00:07 For our Ledger file, we needed to parse expressions (and parse the
rest of the file). Parsers might seem like an obscure topic, but once you start
thinking about it, you can use them in many cases. As such, knowing how to write
a parser can really help.
00:36 For example, formulas are parsed in spreadsheet applications. And
in an app like Photoshop, you can enter expressions like 100/2
into text
fields and the result is evaluated.
01:00 Of course, the Swift compiler also parses our code, and
understanding how parsers work helps us in understanding the entire build chain.
It might seem like it's complicated to write a parser, but in this episode,
we'll show that it's not. Interestingly enough, many people use regular
expressions for tasks where parsers would be more appropriate (and easier).
Additionally, regular expressions are strictly more limited in what they can do.
Because of these things, parsers are good tools to have in your tool belt.
Grammars
01:57 Let's start by defining a grammar for a simple expression
language, which allows us to express simple arithmetic expressions like 5+2*3
.
The grammar contains the rules for valid expressions in this little language,
and the precedence of the operators is encoded in the grammar.
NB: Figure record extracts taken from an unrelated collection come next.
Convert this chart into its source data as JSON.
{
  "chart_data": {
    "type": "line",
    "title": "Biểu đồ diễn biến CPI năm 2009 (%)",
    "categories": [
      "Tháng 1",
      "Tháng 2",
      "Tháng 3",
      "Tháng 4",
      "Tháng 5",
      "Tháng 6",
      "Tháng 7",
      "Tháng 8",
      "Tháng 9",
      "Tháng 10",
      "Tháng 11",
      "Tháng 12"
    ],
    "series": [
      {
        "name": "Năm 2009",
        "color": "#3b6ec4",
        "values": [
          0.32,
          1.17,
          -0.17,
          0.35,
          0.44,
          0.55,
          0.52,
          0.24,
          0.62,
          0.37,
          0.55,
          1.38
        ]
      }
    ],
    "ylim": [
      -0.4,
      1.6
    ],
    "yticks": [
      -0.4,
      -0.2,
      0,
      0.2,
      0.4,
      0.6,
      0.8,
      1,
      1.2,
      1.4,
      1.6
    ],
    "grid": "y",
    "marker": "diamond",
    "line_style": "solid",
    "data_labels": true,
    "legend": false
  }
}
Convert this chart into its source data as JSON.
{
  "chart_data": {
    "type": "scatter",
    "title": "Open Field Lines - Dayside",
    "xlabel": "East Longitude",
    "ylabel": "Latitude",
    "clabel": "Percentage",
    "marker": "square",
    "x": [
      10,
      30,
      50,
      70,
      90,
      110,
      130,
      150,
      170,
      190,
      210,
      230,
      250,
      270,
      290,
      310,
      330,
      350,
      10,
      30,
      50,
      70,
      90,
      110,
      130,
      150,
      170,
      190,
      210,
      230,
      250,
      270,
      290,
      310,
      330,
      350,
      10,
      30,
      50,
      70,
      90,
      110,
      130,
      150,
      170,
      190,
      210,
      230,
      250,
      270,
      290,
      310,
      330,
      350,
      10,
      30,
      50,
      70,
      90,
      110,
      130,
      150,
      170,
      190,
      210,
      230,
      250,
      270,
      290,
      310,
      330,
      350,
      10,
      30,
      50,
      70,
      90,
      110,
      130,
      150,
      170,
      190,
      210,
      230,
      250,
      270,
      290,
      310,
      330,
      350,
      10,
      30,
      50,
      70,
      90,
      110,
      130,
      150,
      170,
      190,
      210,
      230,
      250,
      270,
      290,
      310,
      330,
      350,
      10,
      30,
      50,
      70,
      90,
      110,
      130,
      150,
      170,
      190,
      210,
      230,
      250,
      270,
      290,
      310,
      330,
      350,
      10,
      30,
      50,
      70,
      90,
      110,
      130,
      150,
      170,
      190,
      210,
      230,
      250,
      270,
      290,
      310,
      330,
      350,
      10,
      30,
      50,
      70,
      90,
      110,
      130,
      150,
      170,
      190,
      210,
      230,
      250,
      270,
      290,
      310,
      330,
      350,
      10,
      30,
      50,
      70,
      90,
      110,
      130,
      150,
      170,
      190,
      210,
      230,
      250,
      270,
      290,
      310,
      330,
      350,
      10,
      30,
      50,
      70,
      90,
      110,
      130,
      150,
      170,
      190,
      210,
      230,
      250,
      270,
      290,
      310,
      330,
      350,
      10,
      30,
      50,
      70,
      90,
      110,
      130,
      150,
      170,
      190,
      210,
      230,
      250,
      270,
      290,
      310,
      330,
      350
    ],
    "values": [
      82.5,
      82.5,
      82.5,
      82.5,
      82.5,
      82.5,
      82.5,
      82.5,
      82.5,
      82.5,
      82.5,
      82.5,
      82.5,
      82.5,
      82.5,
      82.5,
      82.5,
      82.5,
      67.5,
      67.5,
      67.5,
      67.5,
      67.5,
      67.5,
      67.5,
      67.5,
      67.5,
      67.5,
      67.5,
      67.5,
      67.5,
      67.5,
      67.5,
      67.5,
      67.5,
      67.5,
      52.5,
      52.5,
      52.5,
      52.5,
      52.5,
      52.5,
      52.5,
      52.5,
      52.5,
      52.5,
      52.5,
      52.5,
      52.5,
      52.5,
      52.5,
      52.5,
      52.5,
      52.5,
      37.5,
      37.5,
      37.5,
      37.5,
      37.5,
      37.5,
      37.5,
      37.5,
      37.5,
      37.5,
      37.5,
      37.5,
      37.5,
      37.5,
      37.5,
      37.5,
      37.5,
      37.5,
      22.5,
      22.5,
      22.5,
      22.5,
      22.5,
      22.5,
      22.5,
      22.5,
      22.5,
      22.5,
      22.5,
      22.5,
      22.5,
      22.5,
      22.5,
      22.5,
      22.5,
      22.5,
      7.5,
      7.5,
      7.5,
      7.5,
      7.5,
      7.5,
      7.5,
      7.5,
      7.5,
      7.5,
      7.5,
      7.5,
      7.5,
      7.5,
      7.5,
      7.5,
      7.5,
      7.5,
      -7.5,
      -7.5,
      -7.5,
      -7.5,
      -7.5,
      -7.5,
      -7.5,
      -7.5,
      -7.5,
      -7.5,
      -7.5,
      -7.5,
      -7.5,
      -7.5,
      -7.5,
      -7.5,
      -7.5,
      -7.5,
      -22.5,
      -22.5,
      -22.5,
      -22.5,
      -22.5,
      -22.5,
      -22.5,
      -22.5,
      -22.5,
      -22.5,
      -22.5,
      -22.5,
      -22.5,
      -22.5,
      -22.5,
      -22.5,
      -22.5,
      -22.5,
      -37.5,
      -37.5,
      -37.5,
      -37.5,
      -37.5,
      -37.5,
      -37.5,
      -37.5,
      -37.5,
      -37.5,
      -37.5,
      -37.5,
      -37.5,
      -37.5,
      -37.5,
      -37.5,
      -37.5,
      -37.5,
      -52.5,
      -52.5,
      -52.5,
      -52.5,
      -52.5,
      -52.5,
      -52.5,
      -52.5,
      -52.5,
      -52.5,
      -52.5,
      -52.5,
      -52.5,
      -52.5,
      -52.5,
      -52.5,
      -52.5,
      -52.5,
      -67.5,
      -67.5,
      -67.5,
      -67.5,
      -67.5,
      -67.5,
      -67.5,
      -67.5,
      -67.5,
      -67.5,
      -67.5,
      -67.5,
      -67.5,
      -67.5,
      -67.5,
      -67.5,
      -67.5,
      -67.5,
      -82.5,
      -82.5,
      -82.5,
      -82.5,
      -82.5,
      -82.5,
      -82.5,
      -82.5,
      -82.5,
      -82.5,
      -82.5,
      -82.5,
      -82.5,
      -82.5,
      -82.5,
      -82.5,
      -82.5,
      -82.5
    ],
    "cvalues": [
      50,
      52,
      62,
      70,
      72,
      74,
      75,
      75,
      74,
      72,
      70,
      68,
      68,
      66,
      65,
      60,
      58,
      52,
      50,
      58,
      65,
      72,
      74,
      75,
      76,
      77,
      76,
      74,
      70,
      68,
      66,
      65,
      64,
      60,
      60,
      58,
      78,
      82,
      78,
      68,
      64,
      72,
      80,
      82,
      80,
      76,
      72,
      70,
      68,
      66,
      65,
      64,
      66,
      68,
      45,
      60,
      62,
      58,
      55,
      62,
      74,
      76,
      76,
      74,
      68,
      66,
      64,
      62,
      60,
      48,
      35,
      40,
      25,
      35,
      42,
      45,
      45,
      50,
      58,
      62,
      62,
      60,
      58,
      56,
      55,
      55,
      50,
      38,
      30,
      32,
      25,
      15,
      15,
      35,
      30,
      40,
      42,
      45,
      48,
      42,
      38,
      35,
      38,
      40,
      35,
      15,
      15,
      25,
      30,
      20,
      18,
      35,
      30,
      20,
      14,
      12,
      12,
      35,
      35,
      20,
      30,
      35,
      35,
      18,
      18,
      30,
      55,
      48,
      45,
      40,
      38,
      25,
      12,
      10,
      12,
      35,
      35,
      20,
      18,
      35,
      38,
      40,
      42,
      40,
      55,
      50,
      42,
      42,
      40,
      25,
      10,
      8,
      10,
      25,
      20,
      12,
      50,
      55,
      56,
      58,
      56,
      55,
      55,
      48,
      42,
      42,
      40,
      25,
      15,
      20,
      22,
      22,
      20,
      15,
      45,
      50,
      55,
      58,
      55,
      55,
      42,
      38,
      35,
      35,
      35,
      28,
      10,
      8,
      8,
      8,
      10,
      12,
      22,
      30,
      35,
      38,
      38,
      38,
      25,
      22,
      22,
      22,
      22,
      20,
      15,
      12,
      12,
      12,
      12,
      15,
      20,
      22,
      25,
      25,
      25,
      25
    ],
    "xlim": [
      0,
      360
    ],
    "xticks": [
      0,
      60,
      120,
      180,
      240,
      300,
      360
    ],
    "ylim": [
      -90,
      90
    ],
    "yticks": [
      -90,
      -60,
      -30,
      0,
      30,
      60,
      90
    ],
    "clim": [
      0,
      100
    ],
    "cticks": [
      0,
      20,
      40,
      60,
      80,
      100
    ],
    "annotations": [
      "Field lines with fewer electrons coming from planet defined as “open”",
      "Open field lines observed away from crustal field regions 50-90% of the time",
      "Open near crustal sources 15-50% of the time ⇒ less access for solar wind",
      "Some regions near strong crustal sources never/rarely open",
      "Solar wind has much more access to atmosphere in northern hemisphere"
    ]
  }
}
The precedence
ensures that the expression above is parsed as 5+(2*3)
rather than (5+2)*3
,
because *
has a different precedence than +
.
02:48 We try not to think about precedence because we learned it in
school, but with obscure operators, we sometimes have to think about it (and add
parentheses if we're unsure).
03:05 Let's consider multiplication expressions first, such as 2*3
.
The grammar looks like this:
multiplicationExpression = int "*" int
03:32 To parse expressions like 5*6 + 2*3
, we can define an additional
rule in our grammar:
additionExpression = multiplicationExpression "+" multiplicationExpression
04:00 However, this grammar doesn't allow for expressions like 5+2*3
.
Our multiplication expression always needs to be of the form int*int
, and 5
doesn't have the star symbol and the second integer. We can fix that by making
the final part optional:
multiplicationExpression = int ("*" int)?
04:25 For addition, we have to do the same thing, and we end up with the
following grammar:
additionExpression = multiplicationExpression ("+" multiplicationExpression)?
multiplicationExpression = int ("*" int)?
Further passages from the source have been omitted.